Effects of Cannabidiol on Human Nav Channels

Abstract

Cannabis sativa contains many related compounds known as phytocannabinoids. The main psychoactive and non-psychoactive compounds are ∆9-tetrahydrocannabidiol (THC) and cannabidiol (CBD), respectively. Unlike THC, CBD has a low affinity for Cannabinoid receptors. Cannabis products are receiving attention as potential therapeutics for neurological conditions including epilepsy. Much of the evidence for clinical efficacy has been from case reports or smaller surveys until a recent phase III trial of CBD treatment for Dravet syndrome demonstrated efficacy.

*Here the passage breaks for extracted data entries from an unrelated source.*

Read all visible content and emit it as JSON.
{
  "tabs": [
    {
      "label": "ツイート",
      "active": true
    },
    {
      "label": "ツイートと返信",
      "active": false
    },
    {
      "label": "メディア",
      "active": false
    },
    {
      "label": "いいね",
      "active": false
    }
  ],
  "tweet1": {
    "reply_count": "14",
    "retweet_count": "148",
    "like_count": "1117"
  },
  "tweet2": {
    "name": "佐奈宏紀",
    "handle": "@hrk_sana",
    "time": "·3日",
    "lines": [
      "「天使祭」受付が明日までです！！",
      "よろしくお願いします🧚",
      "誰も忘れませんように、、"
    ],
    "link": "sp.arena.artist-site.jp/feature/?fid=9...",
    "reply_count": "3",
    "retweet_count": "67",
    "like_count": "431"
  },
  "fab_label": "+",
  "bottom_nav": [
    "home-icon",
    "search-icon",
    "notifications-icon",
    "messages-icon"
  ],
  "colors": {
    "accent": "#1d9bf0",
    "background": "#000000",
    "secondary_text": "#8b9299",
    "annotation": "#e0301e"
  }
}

The mechanisms for the anticonvulsant effects of CBD are unclear and likely involve both cannabinoid and non-cannabinoid receptor pathways. CBD is reported to modulate several ion channels, including: TRP, T-type calcium, and sodium channels (Nav). Evaluating therapeutic mechanisms and safety of CBD demands a richer understanding of its interactions with CNS targets. We used the Qube-384, a high-throughput automated patch-clamp platform, to characterize the functional effects of CBD on Nav's. Our results show that CBD non-selectively inhibits Nav1.1-1.7, with 1.9-3.8 µM potency, suggesting that CBD-Nav interactions occur at physiologically relevant concentrations (in vivo brain exposures ∼10 µM). Cooperative block is indicated by a steep Hill slope of ∼3, suggesting multiple interaction sites. CBD exhibits resting-state block (IC50∼12 µM, −100 mV), and becomes more potent at depolarized potentials (IC50∼2 µM, −45 mV). This state-dependence has similarities to classic pore-blocking local anesthetics (LAs); CBD also slows recovery from slow and fast inactivation, supporting that binding preferentially stabilizes inactivated states. To examine whether CBD interacted with the canonical LA binding site we made a point mutation in the Nav1.1 pore, F1763A, which only mildly decreased potency (∼2-fold) suggesting that the CBD mechanism of inhibition involves more delocalized pore interactions than LAs. Lastly, the CBD block of Nav's is temperature-dependent, as its potency increases at lower temperatures.